# Sony RAW Option?



## Sorikan (May 18, 2010)

I currently have a Sony DSC-H9, and I would like to be able to save pictures as RAW instead of JPG. I have been through the menu, and I cannot seem to find this option. 

If this model cannot save RAW images, does anyone know what the cheapest brand name 8+ mega pixel camera is that does save RAW images?

Thanks!


----------



## Garbz (May 19, 2010)

Digital SLRs can. 99.9% of consumer point and shoot cameras, even most of the much larger ones like the DSC-H9 do not have the option although quite a few Canon cameras can be hacked with the CHDK firmware to enable RAW output.


----------



## Dao (May 19, 2010)

I know the Canon G series such as the G11 or the Canon S90 can output RAW.


----------



## Garbz (May 20, 2010)

Yeah. G9, G10, and G11. The G5 and G7 require firmware hacks. Earlier models (not that you want to buy an ancient old camera didn't have this feature.


----------



## Sorikan (May 20, 2010)

Thank you for all the info!

I asked as I am trying to determine which camera can give me the best RAW image that can then be zoomed in for license plate and facial recognition.

So far, I have been surprised how much closer you have to be for facial recognition versus license plate recognition!

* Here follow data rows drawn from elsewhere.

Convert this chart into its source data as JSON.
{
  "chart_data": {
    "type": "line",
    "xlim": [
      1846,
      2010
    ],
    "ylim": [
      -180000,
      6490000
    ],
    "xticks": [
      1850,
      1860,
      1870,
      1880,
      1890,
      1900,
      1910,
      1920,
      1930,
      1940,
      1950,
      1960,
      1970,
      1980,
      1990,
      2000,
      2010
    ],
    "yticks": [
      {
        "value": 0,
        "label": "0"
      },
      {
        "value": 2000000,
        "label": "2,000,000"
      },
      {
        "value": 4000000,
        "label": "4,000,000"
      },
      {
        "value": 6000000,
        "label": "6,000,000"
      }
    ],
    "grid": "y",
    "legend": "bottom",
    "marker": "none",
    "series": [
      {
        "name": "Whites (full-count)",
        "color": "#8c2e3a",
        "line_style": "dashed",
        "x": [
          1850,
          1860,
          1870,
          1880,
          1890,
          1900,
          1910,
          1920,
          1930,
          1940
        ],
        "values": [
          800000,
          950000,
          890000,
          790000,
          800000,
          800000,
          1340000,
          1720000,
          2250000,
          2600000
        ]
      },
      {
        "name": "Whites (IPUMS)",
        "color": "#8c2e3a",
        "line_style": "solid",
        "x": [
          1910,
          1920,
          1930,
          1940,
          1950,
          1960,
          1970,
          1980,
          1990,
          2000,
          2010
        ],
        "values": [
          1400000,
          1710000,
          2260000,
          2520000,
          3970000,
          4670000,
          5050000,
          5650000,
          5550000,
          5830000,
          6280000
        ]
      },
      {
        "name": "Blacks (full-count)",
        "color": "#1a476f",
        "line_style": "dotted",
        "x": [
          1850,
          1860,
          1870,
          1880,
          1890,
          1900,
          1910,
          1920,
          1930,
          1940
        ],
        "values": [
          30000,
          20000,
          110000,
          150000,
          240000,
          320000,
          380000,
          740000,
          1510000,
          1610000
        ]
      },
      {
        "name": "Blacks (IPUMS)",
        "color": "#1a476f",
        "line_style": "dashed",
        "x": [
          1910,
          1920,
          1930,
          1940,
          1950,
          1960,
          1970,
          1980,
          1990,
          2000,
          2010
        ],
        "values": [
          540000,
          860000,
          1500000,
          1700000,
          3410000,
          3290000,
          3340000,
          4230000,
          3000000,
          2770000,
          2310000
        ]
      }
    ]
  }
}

If anyone could post or link to a RAW image I would like to actually see one to determine how far it is possible to zoom into one and still be able to tell what it is you are looking at!

Thanks again!


----------



## Garbz (May 21, 2010)

...

A RAW image is does not provide any additional resolution. The ability to zoom in on a JPEG image with sharpening set to low should compare to a RAW quite well.


----------